The General Assembly passed a bill earlier this month to prohibit police agencies from impeding any investigation or prosecution under the purview of the Independent Investigation Unit. It would also require them to turn over any requested evidence.

The bill was signed by Gov. Lawrence J. Hogan Jr. (R) last week and will go into effect on July 1.

In Monday’s filing, Frosh also alleges that the Harford County Sheriff’s Office has not responded to the Independent Investigations Division’s request to access physical evidence.

Additionally, an attorney for Gahler’s agency has denied investigators access to electronic copies of body camera and dash-camera footage, as well as non-law enforcement videos collected at the scene.

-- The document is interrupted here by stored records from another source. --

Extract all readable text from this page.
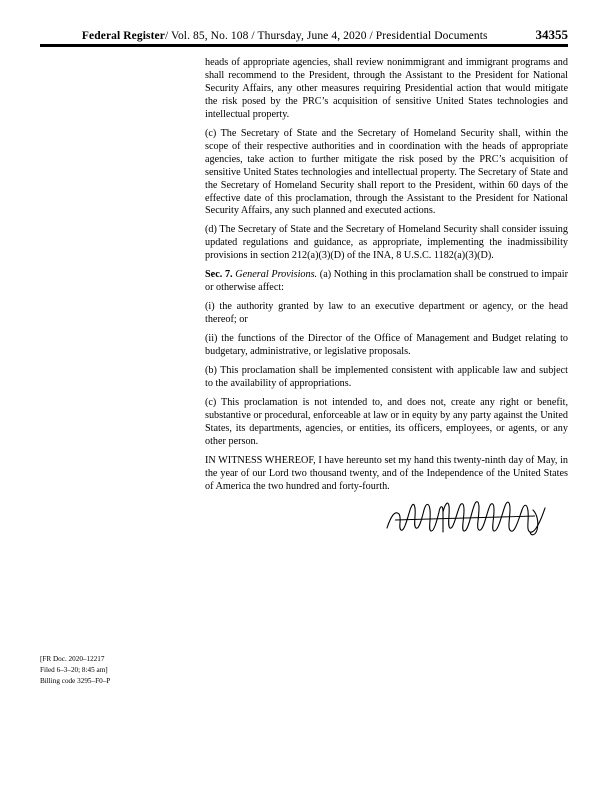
Federal Register/ Vol. 85, No. 108 / Thursday, June 4, 2020 / Presidential Documents	34355

heads of appropriate agencies, shall review nonimmigrant and immigrant programs and shall recommend to the President, through the Assistant to the President for National Security Affairs, any other measures requiring Presidential action that would mitigate the risk posed by the PRC’s acquisition of sensitive United States technologies and intellectual property.

(c) The Secretary of State and the Secretary of Homeland Security shall, within the scope of their respective authorities and in coordination with the heads of appropriate agencies, take action to further mitigate the risk posed by the PRC’s acquisition of sensitive United States technologies and intellectual property. The Secretary of State and the Secretary of Homeland Security shall report to the President, within 60 days of the effective date of this proclamation, through the Assistant to the President for National Security Affairs, any such planned and executed actions.

(d) The Secretary of State and the Secretary of Homeland Security shall consider issuing updated regulations and guidance, as appropriate, implementing the inadmissibility provisions in section 212(a)(3)(D) of the INA, 8 U.S.C. 1182(a)(3)(D).

Sec. 7. General Provisions. (a) Nothing in this proclamation shall be construed to impair or otherwise affect:

(i) the authority granted by law to an executive department or agency, or the head thereof; or

(ii) the functions of the Director of the Office of Management and Budget relating to budgetary, administrative, or legislative proposals.

(b) This proclamation shall be implemented consistent with applicable law and subject to the availability of appropriations.

(c) This proclamation is not intended to, and does not, create any right or benefit, substantive or procedural, enforceable at law or in equity by any party against the United States, its departments, agencies, or entities, its officers, employees, or agents, or any other person.

IN WITNESS WHEREOF, I have hereunto set my hand this twenty-ninth day of May, in the year of our Lord two thousand twenty, and of the Independence of the United States of America the two hundred and forty-fourth.

[FR Doc. 2020–12217
Filed 6–3–20; 8:45 am]
Billing code 3295–F0–P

According to Gahler, the Harford County Sheriff’s Office offered to allow the Internal Investigations Unit to watch the body camera footage for the first time alongside his investigative unit.

Gahler has questioned his department’s requirement to follow the new law in the past.

“Despite the mandatory language of the relevant statutes, Sheriff Gahler has previously and unequivocally expressed an intent not to allow the Independent Investigations Division to take custody of evidence or otherwise conduct an unimpeded investigation,” Frosh wrote in Monday’s filing.

The complaint references letters Gahler wrote in September and December indicating he did not plan to not follow the protocols issued by the Independent Investigations Division.

Gahler said Monday afternoon that he wrote departmental policy regarding how his officers were to respond under the new law, which he sent to the attorney general’s office last summer. He said that the policy was reviewed by the attorney for Harford County, who found it to be “legally sufficient,” and that Frosh hadn’t previously said his policy was in violation of the law.

Gahler continued, saying that Frosh is politicizing a tragedy and his decision to file the complaint Monday was “atrocious.”

Editor’s note: This story was updated to reflect that the governor signed Senate Bill 763 into law on April 21, 2022.